Боречка, милый, родной, я прямо-таки потрясена письмом Шуры с известием о модном несчастье, которое стряслось с тобой. [198] Не могу сказать, как я взволнована и опечалена, сколько встало в душе. Я-то думала – «родственные начала», о которых ты писал, что они чужды тебе. Но все это вздор, когда настигает то серьезное, большое, что вершит нами. Они есть, эти родственные начала, они сильны, и может быть, только они одни на свете и настоящие. В такие минуты постигаешь это.
Дорогой мой! Надо же, чтобы до меня не дошло то письмо Шуры, где он извещал меня о твоем заболевании. И я узнала только что. Он говорит, ты уже на ногах. Слава Богу!
Я пережила с самого начала, словно это произошло только что, – и за себя, и за маму, и за дядю с тетей. Через всю семью, через все десятилетья.
Обнимаю тебя, мой родной, и плачу вместе с тобой над пережитым.
У меня много вокруг знакомых инфарктных, но самый разительный пример – Борис Михайлович Эйхенбаум, раз за разом, за один присест, перенесший три инфаркта в очень тяжелой форме и ныне веселый, здоровый, просто как огурчик.
Все, бог даст, пройдет благополучно, и ты ничем не будешь чувствовать себя хуже всех здоровых людей. Мы все в шатком «сосудном» состояньи, это стало неизбежным.

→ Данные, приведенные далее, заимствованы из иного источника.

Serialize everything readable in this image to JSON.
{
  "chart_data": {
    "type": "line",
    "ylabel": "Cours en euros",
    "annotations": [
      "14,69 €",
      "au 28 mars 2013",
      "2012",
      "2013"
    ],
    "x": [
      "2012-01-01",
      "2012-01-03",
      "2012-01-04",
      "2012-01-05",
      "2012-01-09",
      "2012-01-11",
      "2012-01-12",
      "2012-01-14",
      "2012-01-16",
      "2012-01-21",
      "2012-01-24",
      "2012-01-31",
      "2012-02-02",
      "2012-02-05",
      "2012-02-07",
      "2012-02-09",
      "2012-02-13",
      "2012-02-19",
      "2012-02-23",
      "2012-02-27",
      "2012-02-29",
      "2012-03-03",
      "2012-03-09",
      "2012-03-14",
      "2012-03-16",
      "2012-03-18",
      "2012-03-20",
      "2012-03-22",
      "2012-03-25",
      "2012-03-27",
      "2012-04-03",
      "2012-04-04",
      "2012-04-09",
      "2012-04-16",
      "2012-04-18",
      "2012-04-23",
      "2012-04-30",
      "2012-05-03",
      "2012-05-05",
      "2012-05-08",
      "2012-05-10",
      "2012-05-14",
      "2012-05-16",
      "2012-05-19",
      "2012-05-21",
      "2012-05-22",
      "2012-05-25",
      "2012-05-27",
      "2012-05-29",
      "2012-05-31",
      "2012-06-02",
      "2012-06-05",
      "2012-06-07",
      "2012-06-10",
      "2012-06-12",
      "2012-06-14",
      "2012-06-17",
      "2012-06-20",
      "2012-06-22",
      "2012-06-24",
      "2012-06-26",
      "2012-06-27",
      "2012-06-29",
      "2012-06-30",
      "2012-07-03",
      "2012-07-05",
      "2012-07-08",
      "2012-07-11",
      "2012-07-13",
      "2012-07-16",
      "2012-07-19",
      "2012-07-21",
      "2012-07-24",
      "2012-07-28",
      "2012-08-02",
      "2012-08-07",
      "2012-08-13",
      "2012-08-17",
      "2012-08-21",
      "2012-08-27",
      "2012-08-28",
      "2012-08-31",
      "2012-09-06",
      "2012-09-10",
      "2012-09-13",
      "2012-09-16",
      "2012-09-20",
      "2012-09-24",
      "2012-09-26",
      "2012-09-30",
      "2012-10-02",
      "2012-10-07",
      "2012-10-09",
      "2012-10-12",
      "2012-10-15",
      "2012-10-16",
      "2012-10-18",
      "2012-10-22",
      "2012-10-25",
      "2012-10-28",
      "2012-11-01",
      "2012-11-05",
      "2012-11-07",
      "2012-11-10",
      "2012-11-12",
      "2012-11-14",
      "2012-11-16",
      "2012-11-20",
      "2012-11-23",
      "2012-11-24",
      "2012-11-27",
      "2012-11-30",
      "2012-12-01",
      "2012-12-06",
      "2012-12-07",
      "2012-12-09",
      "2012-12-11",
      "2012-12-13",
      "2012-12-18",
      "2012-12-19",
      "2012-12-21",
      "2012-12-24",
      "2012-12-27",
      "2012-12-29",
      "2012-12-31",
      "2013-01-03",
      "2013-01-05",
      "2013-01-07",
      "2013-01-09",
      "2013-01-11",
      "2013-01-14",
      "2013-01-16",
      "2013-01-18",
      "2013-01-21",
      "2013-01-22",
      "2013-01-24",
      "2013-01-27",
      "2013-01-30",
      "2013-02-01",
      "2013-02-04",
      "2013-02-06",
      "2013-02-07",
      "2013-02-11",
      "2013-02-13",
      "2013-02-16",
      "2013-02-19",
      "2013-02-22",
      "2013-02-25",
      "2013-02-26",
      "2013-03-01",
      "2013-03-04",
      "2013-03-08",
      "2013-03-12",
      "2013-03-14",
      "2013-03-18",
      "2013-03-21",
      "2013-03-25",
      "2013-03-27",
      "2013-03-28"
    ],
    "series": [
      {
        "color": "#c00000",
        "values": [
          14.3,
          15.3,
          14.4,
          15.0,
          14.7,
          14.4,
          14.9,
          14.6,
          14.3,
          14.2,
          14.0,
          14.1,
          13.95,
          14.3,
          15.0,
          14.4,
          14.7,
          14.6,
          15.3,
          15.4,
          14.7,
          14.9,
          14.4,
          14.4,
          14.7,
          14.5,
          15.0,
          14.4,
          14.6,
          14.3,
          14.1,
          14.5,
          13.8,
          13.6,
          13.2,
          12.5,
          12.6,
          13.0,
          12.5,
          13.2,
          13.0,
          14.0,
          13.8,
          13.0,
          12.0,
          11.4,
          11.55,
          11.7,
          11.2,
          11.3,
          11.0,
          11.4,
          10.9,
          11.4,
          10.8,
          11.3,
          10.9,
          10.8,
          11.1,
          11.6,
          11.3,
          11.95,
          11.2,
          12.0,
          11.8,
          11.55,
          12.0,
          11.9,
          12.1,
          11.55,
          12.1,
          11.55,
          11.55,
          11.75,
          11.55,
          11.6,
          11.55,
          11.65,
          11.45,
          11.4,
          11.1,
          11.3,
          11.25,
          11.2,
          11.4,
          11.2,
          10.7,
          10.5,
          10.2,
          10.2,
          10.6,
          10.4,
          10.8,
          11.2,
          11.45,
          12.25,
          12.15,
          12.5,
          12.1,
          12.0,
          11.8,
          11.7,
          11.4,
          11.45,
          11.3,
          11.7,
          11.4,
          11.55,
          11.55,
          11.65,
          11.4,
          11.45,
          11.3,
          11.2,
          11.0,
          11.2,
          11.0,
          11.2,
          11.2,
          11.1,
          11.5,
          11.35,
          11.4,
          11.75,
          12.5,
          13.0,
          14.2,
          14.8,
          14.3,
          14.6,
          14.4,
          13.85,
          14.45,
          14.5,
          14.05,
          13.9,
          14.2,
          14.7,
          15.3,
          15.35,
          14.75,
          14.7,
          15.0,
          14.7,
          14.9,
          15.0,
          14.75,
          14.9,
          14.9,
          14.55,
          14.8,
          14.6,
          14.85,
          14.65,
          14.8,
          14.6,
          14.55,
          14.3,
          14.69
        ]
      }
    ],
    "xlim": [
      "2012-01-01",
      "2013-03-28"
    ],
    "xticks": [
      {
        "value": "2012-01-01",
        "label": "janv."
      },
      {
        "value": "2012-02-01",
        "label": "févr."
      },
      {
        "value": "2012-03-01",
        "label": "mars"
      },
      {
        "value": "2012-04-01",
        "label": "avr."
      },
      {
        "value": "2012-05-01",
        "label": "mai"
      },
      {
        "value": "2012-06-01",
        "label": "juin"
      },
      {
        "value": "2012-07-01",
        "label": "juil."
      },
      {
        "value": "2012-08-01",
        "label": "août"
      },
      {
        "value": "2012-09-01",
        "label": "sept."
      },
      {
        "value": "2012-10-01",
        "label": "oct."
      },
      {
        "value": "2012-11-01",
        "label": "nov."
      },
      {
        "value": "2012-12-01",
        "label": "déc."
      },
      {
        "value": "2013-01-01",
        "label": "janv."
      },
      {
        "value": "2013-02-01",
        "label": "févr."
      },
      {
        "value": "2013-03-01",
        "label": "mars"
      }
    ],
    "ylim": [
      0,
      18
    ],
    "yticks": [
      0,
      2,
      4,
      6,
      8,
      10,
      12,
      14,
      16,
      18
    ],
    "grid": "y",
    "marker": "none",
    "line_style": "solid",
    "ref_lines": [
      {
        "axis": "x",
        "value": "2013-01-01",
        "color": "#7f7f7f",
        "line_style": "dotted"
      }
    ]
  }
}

Крепко, нежно, горячо тебя обнимаю и всей силой души с тобой. Будь здоров в Новом Году, поправься, окрепни. Я обязательно летом повидаюсь с тобой.
Твоя
Машура просила сказать тебе от ее имени самое сердечное.
Пастернак – Фрейденберг
Дорогая Оля!
Твое письмо ждало меня дома, я выписался в день его получения. Самый внешний вид его доставил мне огромное удовольствие: ровный, полный энергии полет размашистого уверенного почерка, каким он был до войны или еще раньше.
Спасибо в отдельности за обращение к Зине. Она на тебя ничуть не сердится и никогда не чувствовала, чтобы что-нибудь осложняло ваши отношения.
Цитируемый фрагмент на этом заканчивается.